AÑO: 2022
PÁGINAS: 115
GÉNERO: novela
Que el pasado y los recuerdos nos atormentan muchas veces, lo sabemos. Que ese pasado no lo tenemos resuelto, sucede casi siempre y a todos. Que tenemos vivencias que nos agarrotan y nos anclan en los remordimientos, nos ocurre y no somos conscientes o buscamos refugios que los tapen. Nuestra memoria es siempre episódica y que lo sea significa que recordamos sólo algunos momentos y al mismo tiempo los revivimos y al hacerlo les imponemos nuestro presente y nuestra experiencia actual. En los recuerdos siempre hay huecos y el cerebro humano tiende a completarlos y esto significa que la información que perdemos por culpa del paso del tiempo, la rematamos con la experiencia, a veces incluso con la imaginación, como si nuestra cabeza los reformulara. El narrador de esta novela escribe en primera persona. Podría ser, yo no lo sé, pero todo apunta a ello, que este narrador use la metaficción y asistamos los lectores a un trozo de vida del propio autor, que rescata de su pasado una historia que necesitaba escribir para hacerla fiable, para creérsela y refutarla en el ahora. Así, la escritura surge como necesidad y exigencia, como respiración intimista, como lenitivo y, también, por qué no, como expiación en busca de un resarcimiento, de un perdón sobre unas circunstancias que todavía escuecen y perduran quemándonos en la conciencia.
Hay en esta novelita corta muchas cosas loables. A su prosa ciertamente poética, se une el retrato de una época (que suena muy bien a representación generacional, aunque también a fotografía nostálgica sobre lo que dejamos atrás sabiendo que ya nunca vuelve) y al leer los comportamientos de los personajes, brota un análisis certero y profundo de los laberintos o los embrollos humanos. Hay un narrador que necesita dos cosas: primero, comprender; después, indultarse. La infancia y primera adolescencia son cólera y rubor, bochorno y también ignominia, aunque detrás de todo ello esté la inocencia y la inexperiencia rotas. Crecer es equivocarse una y otra vez y el protagonista-niño recordado por el protagonista-adulto se siente culpable de algo que no pudo ni supo evitar. Ojalá pudiéramos borrar y empezar de nuevo, pero sabiendo, parece decir sin decir en cada página el narrador de la novela.

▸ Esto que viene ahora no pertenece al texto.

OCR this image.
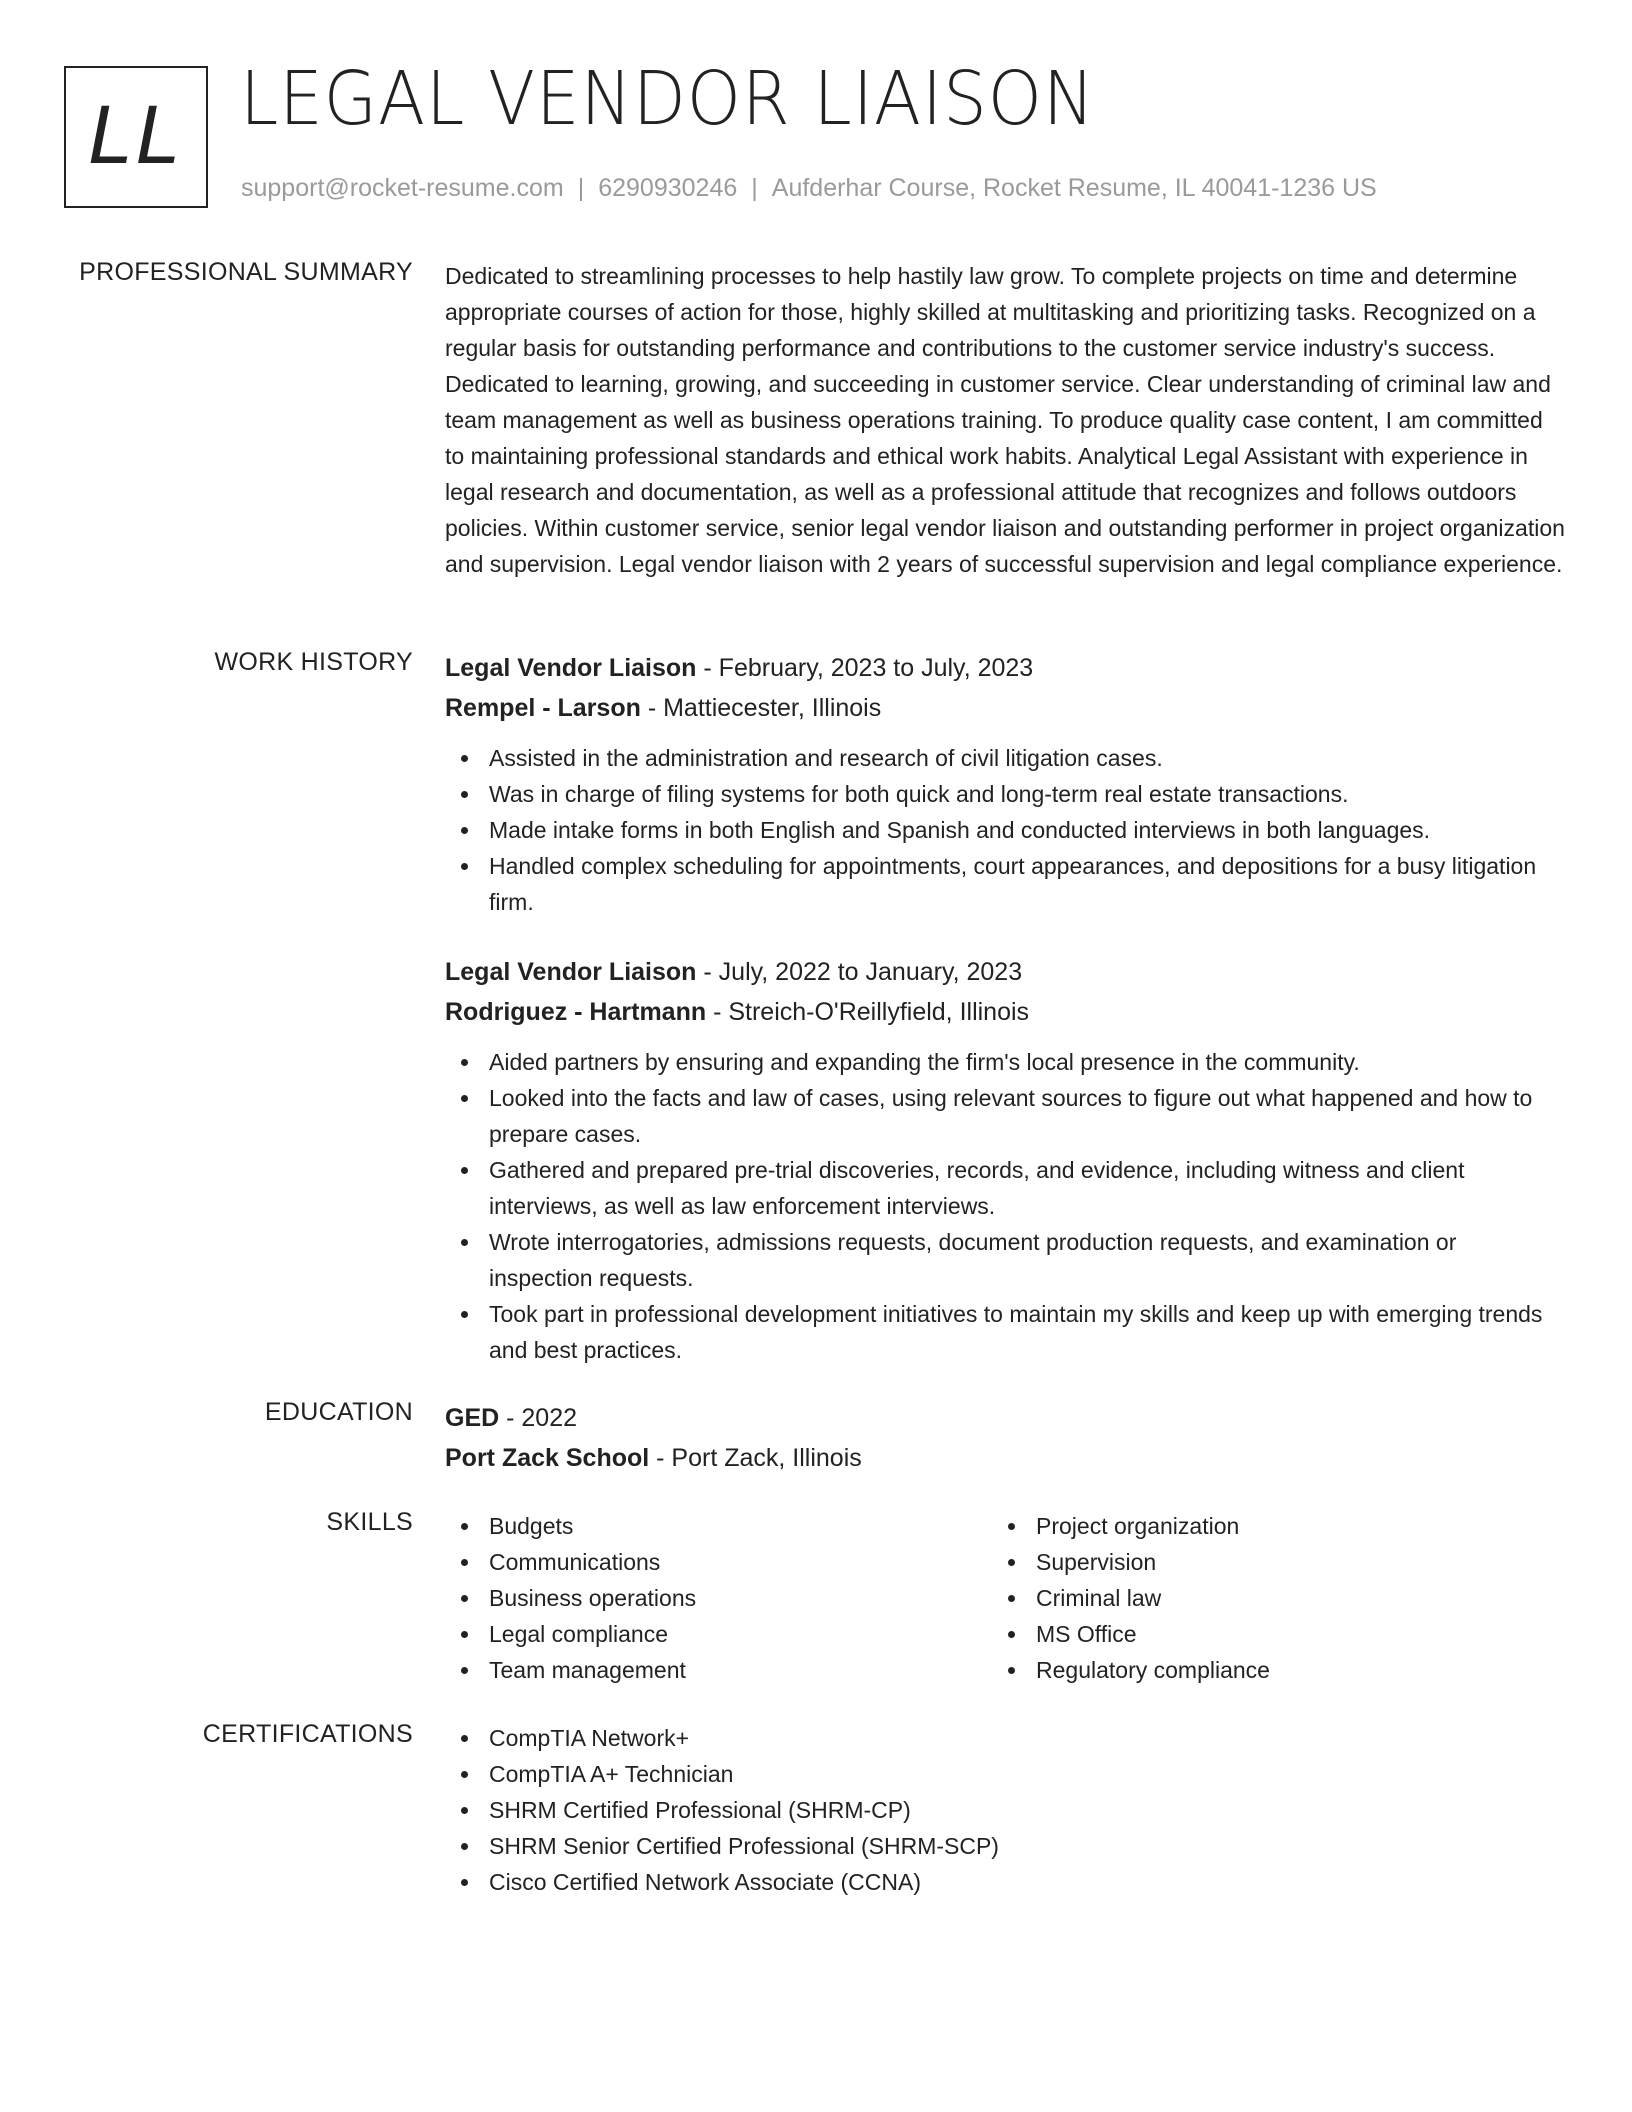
LL LEGAL VENDOR LIAISON
support@rocket-resume.com | 6290930246 | Aufderhar Course, Rocket Resume, IL 40041-1236 US
PROFESSIONAL SUMMARY Dedicated to streamlining processes to help hastily law grow. To complete projects on time and determine appropriate courses of action for those, highly skilled at multitasking and prioritizing tasks. Recognized on a regular basis for outstanding performance and contributions to the customer service industry's success. Dedicated to learning, growing, and succeeding in customer service. Clear understanding of criminal law and team management as well as business operations training. To produce quality case content, I am committed to maintaining professional standards and ethical work habits. Analytical Legal Assistant with experience in legal research and documentation, as well as a professional attitude that recognizes and follows outdoors policies. Within customer service, senior legal vendor liaison and outstanding performer in project organization and supervision. Legal vendor liaison with 2 years of successful supervision and legal compliance experience.
WORK HISTORY Legal Vendor Liaison - February, 2023 to July, 2023
Rempel - Larson - Mattiecester, Illinois
Assisted in the administration and research of civil litigation cases.
Was in charge of filing systems for both quick and long-term real estate transactions.
Made intake forms in both English and Spanish and conducted interviews in both languages.
Handled complex scheduling for appointments, court appearances, and depositions for a busy litigation firm.
Legal Vendor Liaison - July, 2022 to January, 2023
Rodriguez - Hartmann - Streich-O'Reillyfield, Illinois
Aided partners by ensuring and expanding the firm's local presence in the community.
Looked into the facts and law of cases, using relevant sources to figure out what happened and how to prepare cases.
Gathered and prepared pre-trial discoveries, records, and evidence, including witness and client interviews, as well as law enforcement interviews.
Wrote interrogatories, admissions requests, document production requests, and examination or inspection requests.
Took part in professional development initiatives to maintain my skills and keep up with emerging trends and best practices.
EDUCATION GED - 2022
Port Zack School - Port Zack, Illinois
SKILLS	Budgets
Communications
Business operations
Legal compliance
Team management
Project organization
Supervision
Criminal law
MS Office
Regulatory compliance
CERTIFICATIONS	CompTIA Network+
CompTIA A+ Technician
SHRM Certified Professional (SHRM-CP)
SHRM Senior Certified Professional (SHRM-SCP)
Cisco Certified Network Associate (CCNA)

Esta novelita (y el diminutivo es por la corta extensión) es como una pieza de dulce sabroso y suculento en la que nostalgia, reminiscencias y reivindicación se dan la mano para hablar de temas como la amistad, el acoso, la pérdida de ligaduras con la naturaleza o la escritura como catarsis. Se lee fácil gracias a una prosa pulcramente limpia (esto requiere un enorme esfuerzo de concentración y poda, nada fácil de lograr y lo destaco como mérito), gracias a una trama con un misterio nada truquero y con mucho de nostalgia y necesidad de redención. Hay también dentro de los párrafos como un aliento lírico que mitiga las negruras y que dejan poso a literatura delicada y sutil, que se agranda más cuando uno la piensa después de haberla disfrutado. Una pequeña delicatessen, sin duda.
Posdata: no he hablado de Monfragüe, ese espacio natural protegido y consolidado como santuario para observar aves que en la novela funciona no sólo como reivindicación de la naturaleza, sino, y sobre todo, como arcadia, como locus amoenus al que el ser humano necesita regresar. Porque todos, de alguna forma, buscamos retornar a aquel lugar del que partimos una vez. Bella metáfora el título de esta novela.